En raison des nombreuses contraintes de la Santé publique que nous devions respecter, il n’a pas été possible de faire interagir Machiavel en temps réel avec un auditoire. Nous avons donc décidé d’en faire une capsule vidéo filmée sur un écran vert où Machiavel, au moyen d’archives sonores et visuelles, applique sa grille du machiavélisme à sa relecture de l’Histoire du Québec : de la supposée «Grande noirceur» à la non moins aboutie «Révolution tranquille» qui se traduit par la montée et la radicalisation du militantisme politique et son annihilation spectaculaire par les pouvoirs en place.
Un horizon de possibilités à portée de main
Cette initiation aux technologies émergentes a su me faire oublier – en partie – la pandémie, car je n’ai pas eu trop le temps de m’ennuyer. La réalité virtuelle m’a permis de sortir des sentiers maintes fois battus et d’user de créativité pour renouveler mon enseignement et j’ose croire d’avoir donné le goût à quelques collègues d’aller explorer l’énorme potentiel pédagogique de la réalité virtuelle.
Bravo M. Houle!
Wahou! Fière d’être ta collègue, Alain! Tu nous inspires!

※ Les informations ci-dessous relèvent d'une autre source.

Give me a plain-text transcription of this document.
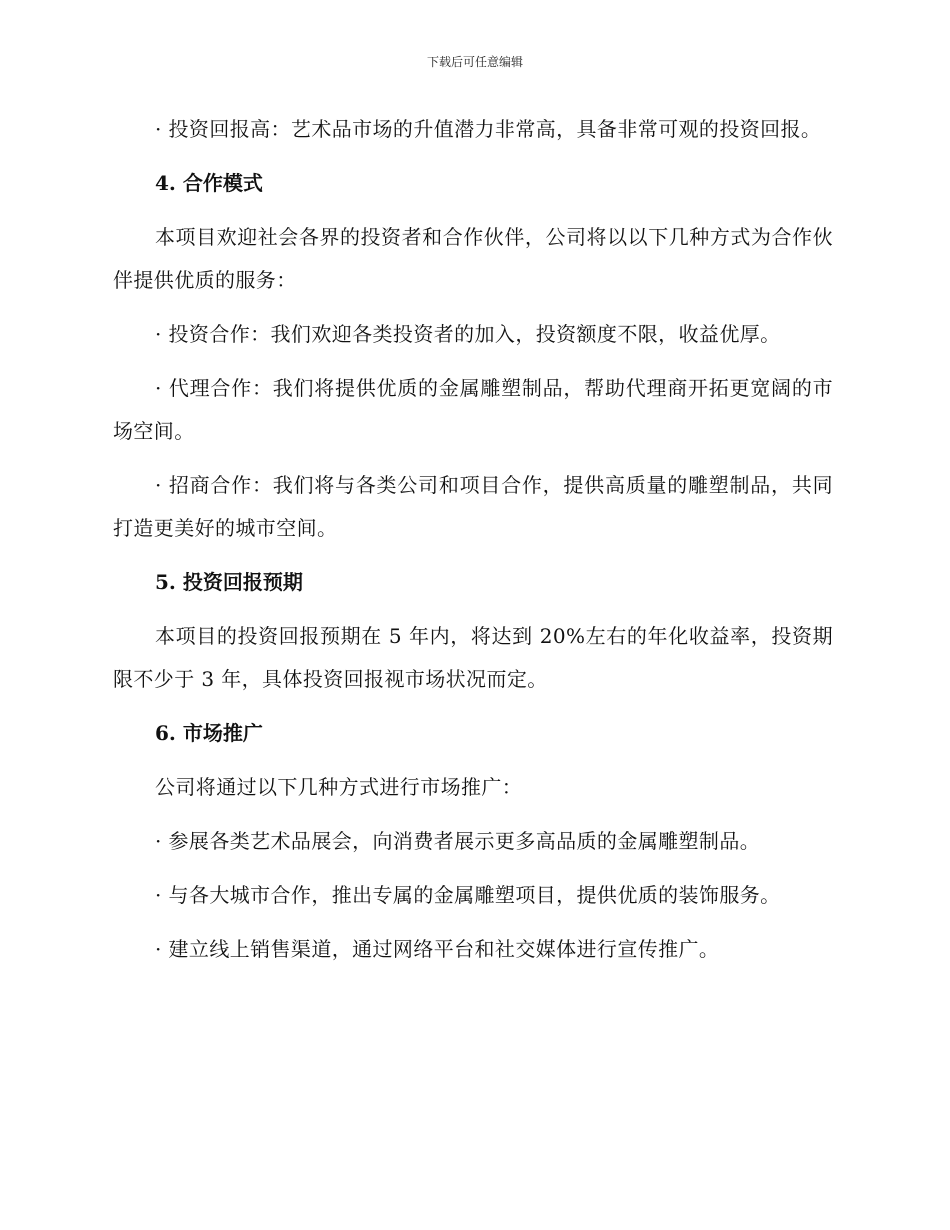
下载后可任意编辑

· 投资回报高：艺术品市场的升值潜力非常高，具备非常可观的投资回报。

4. 合作模式

本项目欢迎社会各界的投资者和合作伙伴，公司将以以下几种方式为合作伙伴提供优质的服务：

· 投资合作：我们欢迎各类投资者的加入，投资额度不限，收益优厚。

· 代理合作：我们将提供优质的金属雕塑制品，帮助代理商开拓更宽阔的市场空间。

· 招商合作：我们将与各类公司和项目合作，提供高质量的雕塑制品，共同打造更美好的城市空间。

5. 投资回报预期

本项目的投资回报预期在 5 年内，将达到 20%左右的年化收益率，投资期限不少于 3 年，具体投资回报视市场状况而定。

6. 市场推广

公司将通过以下几种方式进行市场推广：

· 参展各类艺术品展会，向消费者展示更多高品质的金属雕塑制品。

· 与各大城市合作，推出专属的金属雕塑项目，提供优质的装饰服务。

· 建立线上销售渠道，通过网络平台和社交媒体进行宣传推广。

Tu es formidable! Quelle implication et créativité!
Wow ! Je suis impressionnée par votre créativité, votre ténacité et votre enthousiasme. Vos étudiants doivent sûrement apprécier un enseignant aussi engagé que vous. Longue vie à vos projets !
Bravo pour votre projet M.Houle ! À propos de l’application Blender mentionnée sur cette page, l’interface peut être en Français et la communauté des utilisateurs francophones de Blender est très active. Il s’agit aussi d’un gratuiciel avec une licence ouverte.
Bravo Alain pour cette expérimentation liant philosophie réflexive, histoire de l’art et pédagogie.